We check in with the regional sales manager ahead of his pending retirement

Ahead of Ellis Terry’s 2018 retirement from Nautel, Radio checked in with the regional sales manager to reflect on his time in radio and to get his views on the industry.

Radio: What was your first gig in radio?

Terry: Operations manager for the Chicago Boys Club radio station WCYC(FM) in 1972.

Radio: What got you started down this path?

Terry: A mentor I had at the Henry Horner Boys Cub in Chicago was Bill “Butterball” Crane, who at the time worked on the air at WVON(AM) Chicago. I had the chance to visit with him a number of times, and the bug hit me then. Bill was both a trained engineer (Navy) and on air.

Radio:How has the radio industry changed since you first began your career?

Terry: Everything now is segmented, and consultant driven. Used to be once you were hired at a non-union station, you did whatever was asked of you.

Radio: What do you see are the most notable trends in radio?

Terry: Everything now is revenue driven and this has caused, in my opinion, a lot of stations to neglect engineering. A lot of times we talk to customers about new transmitters two to as much as five years before the actual purchase is made, and then they — for the most part — needed it yesterday.

I realize this is a major expense, but the other side of the coin is this major expense is the major reason for helping generate revenues.
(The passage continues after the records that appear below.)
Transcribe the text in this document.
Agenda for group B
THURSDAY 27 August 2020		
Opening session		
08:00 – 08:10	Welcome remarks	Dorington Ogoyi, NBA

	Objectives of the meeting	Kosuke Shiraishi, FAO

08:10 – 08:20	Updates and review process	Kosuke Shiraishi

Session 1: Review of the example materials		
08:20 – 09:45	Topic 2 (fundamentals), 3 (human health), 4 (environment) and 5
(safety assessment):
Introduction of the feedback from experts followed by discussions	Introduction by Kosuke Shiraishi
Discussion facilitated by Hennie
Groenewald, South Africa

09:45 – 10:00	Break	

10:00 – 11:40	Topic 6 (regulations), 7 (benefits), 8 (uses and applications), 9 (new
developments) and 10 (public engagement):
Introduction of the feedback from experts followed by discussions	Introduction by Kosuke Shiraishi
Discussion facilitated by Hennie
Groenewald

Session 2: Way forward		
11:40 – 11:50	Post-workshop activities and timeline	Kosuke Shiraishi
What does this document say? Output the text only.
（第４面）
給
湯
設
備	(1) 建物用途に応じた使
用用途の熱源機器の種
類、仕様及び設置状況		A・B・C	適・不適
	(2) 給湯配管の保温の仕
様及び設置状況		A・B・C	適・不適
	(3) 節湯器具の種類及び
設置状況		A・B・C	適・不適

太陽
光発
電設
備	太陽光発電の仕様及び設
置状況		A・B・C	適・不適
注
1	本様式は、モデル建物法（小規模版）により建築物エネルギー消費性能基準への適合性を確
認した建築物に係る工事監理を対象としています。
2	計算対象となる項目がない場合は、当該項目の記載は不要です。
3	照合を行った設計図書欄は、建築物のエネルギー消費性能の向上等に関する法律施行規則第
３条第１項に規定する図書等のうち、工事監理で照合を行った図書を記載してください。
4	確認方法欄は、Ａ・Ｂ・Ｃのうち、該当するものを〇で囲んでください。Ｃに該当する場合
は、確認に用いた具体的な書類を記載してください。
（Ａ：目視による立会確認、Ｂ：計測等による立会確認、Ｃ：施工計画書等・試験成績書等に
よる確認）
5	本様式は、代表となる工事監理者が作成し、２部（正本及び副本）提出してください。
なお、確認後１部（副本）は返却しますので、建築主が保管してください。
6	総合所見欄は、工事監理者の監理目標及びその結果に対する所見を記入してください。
It costs money to be off the air, but usually this is one of the neglected departments because of the expenses involved.

Radio: How do you think broadcast will be different in the coming years?

Terry: Hard for me to predict, but I don’t see much of a future in over the air radio unless technically some new viable method of transmissions of this type happens.

Radio: What’s next for you?

Terry: At the moment, my plan is to relax with the wife and enjoy retirement.

Radio:What are you looking forward to in retirement?

Terry: Trying to make up for lost time with family.

Radio: Any advice for your colleagues or those just starting broadcast work?

Terry: Learn to take time and smell the roses, as well as staying educated about the job and always do the best job you can. If you feel you cannot, know that it’s time to move on, rather than going through the motions.